L'Université Catholique d'Angers is a member of the International Federation of Catholic Universities.

==Notable people==
===Faculty===
- Louis Billot (1846, in Sierck-les-Bains, Moselle – 1931) - Jesuit priest and theologian
- René Bazin (1853, in Angers – 1932) - lawyer and novelist
- Maurice Couette (1858, Tours – 1943, Angers) - physicist known for his studies of fluidity
- Pierre Fauvel (1866, in Cherbourg – 1958, in Angers) - zoologist, who specialised in the study of polychaetes
- Maurice de la Taille (1872-1933) - Catholic priest whose writings influenced the Liturgical Movement
- Fernand Charron (1884, in Châteaubriant - 1965) - physician
- Robert Corillion (1908, in Hanvec-1997) - botanist
- René Laurentin (1917-2017) - theologian
- Germain Marc'hadour (1921, in Langonnet – 2022) - Catholic priest, professor of English, founder of the journal Moreana
- Janine Brouard (born 1941, in Clohars-Carnoët) - sociologist and ethnologist
- Pierre Grandet - (born 1954) - egyptologist
- Fred Poché (born 1960) - philosopher
- Joseph Gelfer (born 1974, in Southampton) - British researcher; specialist in masculinity
- Constantin Xypas (born 1947, in Cairo) - education

===Alumni===
- Alexis-Armand Charost (1860 – 1930) - cardinal of the Roman Catholic Church, Archbishop of Rennes
- Léon Gry (born 1879, in Rennes - 1952) - theologian
- Louis-Marie Billé (1938, in Fleury-les-Aubrais -2002) - Archbishop of Lyon, President of the French Council of Bishops
- Léon Jozeau-Marigné (born 1909, in Angers - 2003) - politician
- Paul Poupard (born 1930, in Bouzillé, Maine-et-Loire) - Cardinal of the Catholic Church
- Joël Mercier (born 1945, in Chaudefonds-sur-Layon) - prelate of the Roman Catholic Church
- Nora Barry Fischer (born 1951, in Homestead, Pennsylvania) - Senior United States District Judge
- Dominique-Marie David (born 1963) - prelate of the Catholic Church, Archbishop of Monaco
- Susanne Koelbl, class of 1985 at CIDEF, German journalist, lecturer and international correspondent for Der Spiegel, Liberty Award in 2014.
- Victoria, Crown Princess of Sweden, class of 1996-1997 at CIDEF, and class of 1997-1998 of UCO.
- Akihiko Nishio, class of 1982 at CIDEF, Vice President, Development Finance at the World Bank.
- Tess Gunty, class of 2012-2013 at CIDEF, Novelist, National Book Award Prize - fiction (2022).
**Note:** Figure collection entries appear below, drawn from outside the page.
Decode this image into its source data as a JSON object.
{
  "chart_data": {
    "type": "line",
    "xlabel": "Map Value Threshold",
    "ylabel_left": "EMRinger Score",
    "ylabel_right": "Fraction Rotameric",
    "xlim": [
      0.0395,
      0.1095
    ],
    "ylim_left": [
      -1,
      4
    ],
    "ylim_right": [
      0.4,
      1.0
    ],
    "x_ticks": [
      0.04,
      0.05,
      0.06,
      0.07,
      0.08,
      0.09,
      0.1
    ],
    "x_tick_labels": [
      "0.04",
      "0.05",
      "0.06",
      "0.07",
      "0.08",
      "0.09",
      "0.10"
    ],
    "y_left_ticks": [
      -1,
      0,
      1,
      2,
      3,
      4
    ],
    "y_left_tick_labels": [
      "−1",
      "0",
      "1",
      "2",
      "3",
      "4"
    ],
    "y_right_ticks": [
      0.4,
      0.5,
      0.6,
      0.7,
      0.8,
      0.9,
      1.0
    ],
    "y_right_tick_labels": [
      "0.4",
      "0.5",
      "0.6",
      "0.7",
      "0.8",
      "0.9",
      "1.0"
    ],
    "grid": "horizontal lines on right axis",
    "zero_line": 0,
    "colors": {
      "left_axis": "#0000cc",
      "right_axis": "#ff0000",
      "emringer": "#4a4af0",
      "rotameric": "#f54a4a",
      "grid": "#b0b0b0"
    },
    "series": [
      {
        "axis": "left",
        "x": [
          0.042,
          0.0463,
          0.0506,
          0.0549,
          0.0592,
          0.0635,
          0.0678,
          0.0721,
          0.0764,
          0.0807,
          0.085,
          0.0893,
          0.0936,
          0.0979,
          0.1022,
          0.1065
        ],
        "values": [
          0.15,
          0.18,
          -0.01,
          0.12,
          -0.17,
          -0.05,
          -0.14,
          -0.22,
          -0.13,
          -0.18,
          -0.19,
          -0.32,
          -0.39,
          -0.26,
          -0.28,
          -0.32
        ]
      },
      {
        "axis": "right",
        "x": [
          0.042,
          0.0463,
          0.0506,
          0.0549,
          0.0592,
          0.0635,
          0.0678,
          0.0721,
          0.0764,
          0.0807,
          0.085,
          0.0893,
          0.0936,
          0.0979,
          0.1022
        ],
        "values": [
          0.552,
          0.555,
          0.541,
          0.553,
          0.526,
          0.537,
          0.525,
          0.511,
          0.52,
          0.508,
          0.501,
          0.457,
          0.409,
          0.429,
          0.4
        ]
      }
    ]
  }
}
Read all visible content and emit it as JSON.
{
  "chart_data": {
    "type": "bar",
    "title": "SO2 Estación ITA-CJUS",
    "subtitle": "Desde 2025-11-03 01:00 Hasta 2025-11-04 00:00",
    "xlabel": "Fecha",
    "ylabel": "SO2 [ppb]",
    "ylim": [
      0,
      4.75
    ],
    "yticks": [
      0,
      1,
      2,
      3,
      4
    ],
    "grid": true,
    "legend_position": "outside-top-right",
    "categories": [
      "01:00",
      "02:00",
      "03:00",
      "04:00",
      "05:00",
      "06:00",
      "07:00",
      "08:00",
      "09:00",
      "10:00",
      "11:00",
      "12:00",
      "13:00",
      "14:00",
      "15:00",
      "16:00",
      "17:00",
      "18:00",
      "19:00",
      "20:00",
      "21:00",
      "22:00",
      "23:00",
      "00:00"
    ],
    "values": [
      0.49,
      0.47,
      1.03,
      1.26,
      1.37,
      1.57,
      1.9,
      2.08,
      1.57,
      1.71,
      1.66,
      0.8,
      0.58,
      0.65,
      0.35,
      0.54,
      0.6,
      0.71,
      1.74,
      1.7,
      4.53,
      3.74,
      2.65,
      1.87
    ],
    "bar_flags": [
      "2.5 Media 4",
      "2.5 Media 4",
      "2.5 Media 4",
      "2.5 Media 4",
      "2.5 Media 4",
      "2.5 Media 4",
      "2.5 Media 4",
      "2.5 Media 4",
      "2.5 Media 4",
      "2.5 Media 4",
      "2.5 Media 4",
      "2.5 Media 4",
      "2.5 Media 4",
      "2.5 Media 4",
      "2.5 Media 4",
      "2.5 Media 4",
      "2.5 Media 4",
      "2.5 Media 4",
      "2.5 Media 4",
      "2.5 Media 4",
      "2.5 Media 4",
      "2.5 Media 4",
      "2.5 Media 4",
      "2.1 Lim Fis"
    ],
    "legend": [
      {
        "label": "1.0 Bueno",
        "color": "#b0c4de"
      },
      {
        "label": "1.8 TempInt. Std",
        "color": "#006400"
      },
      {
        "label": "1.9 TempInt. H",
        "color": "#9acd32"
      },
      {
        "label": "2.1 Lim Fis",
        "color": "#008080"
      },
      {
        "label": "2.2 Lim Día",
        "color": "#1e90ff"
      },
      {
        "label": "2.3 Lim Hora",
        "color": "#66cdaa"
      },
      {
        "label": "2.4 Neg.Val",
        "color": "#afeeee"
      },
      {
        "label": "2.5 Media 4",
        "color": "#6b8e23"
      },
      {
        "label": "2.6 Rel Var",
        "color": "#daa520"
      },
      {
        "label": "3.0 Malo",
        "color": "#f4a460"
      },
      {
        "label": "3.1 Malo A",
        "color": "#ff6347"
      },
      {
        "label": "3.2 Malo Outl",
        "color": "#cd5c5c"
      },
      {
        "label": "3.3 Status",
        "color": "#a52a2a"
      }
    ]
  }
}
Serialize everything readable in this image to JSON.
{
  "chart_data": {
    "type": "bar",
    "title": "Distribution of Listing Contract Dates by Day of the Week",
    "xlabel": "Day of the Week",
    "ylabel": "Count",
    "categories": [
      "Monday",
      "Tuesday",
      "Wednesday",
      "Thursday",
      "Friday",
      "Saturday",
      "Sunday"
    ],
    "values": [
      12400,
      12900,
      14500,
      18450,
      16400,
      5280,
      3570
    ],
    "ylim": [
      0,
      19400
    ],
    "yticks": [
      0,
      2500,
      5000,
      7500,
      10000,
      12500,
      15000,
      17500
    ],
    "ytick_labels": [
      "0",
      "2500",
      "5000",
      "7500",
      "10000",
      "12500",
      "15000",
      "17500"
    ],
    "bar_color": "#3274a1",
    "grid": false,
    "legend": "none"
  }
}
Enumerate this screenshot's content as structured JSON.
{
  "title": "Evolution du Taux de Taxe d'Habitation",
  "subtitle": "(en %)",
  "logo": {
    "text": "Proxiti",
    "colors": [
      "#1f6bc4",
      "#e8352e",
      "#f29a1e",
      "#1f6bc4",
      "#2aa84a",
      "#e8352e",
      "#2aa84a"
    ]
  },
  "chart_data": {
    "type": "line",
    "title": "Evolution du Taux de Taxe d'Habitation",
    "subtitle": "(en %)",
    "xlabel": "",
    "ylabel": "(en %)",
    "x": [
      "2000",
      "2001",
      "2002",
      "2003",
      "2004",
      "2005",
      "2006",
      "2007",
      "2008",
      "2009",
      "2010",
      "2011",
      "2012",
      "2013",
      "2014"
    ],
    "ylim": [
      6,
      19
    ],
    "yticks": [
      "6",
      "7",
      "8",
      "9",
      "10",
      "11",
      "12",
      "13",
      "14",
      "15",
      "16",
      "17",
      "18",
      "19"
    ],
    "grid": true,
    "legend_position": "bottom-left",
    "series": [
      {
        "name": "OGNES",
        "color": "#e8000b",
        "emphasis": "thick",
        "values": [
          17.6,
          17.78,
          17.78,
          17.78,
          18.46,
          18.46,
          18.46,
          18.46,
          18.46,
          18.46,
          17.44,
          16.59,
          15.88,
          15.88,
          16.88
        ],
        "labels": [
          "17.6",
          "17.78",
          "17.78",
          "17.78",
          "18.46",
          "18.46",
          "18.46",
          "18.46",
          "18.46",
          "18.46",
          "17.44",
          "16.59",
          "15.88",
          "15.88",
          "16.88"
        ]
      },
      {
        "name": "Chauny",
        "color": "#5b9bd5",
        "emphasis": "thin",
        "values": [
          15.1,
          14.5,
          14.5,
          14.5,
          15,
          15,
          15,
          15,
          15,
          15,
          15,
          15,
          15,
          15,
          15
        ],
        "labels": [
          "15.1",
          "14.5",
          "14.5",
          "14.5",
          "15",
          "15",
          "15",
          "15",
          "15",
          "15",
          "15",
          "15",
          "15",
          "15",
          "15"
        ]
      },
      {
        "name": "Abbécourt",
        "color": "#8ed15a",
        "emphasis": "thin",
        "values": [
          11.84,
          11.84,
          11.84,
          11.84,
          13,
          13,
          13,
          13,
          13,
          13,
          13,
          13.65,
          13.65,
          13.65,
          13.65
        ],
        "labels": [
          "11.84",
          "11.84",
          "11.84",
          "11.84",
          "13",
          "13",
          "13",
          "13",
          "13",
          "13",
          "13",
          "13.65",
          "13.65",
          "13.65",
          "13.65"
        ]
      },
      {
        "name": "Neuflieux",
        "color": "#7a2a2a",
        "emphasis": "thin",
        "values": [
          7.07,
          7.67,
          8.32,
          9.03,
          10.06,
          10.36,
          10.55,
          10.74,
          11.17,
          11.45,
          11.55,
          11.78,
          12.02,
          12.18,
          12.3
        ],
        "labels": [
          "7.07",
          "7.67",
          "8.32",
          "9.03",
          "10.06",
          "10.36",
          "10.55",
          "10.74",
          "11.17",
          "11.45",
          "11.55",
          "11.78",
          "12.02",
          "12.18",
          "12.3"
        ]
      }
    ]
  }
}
- Boris Pistorius, class of 1983 at CIDEF, Federal Minister of Defense (Germany), previously the Minister of the Interior and Sports of the Land of Lower Saxony and Mayor of Osnabrück.
- Rabbin Moshe Sebbag, class of 2001 at CIDEF, Rabbin de la Grande Synagogue de Paris (rue de la Victoire).
- Patricia Stokes, class of 1977 at CIDEF, Vice President of Strategy and Integration, Bank of America.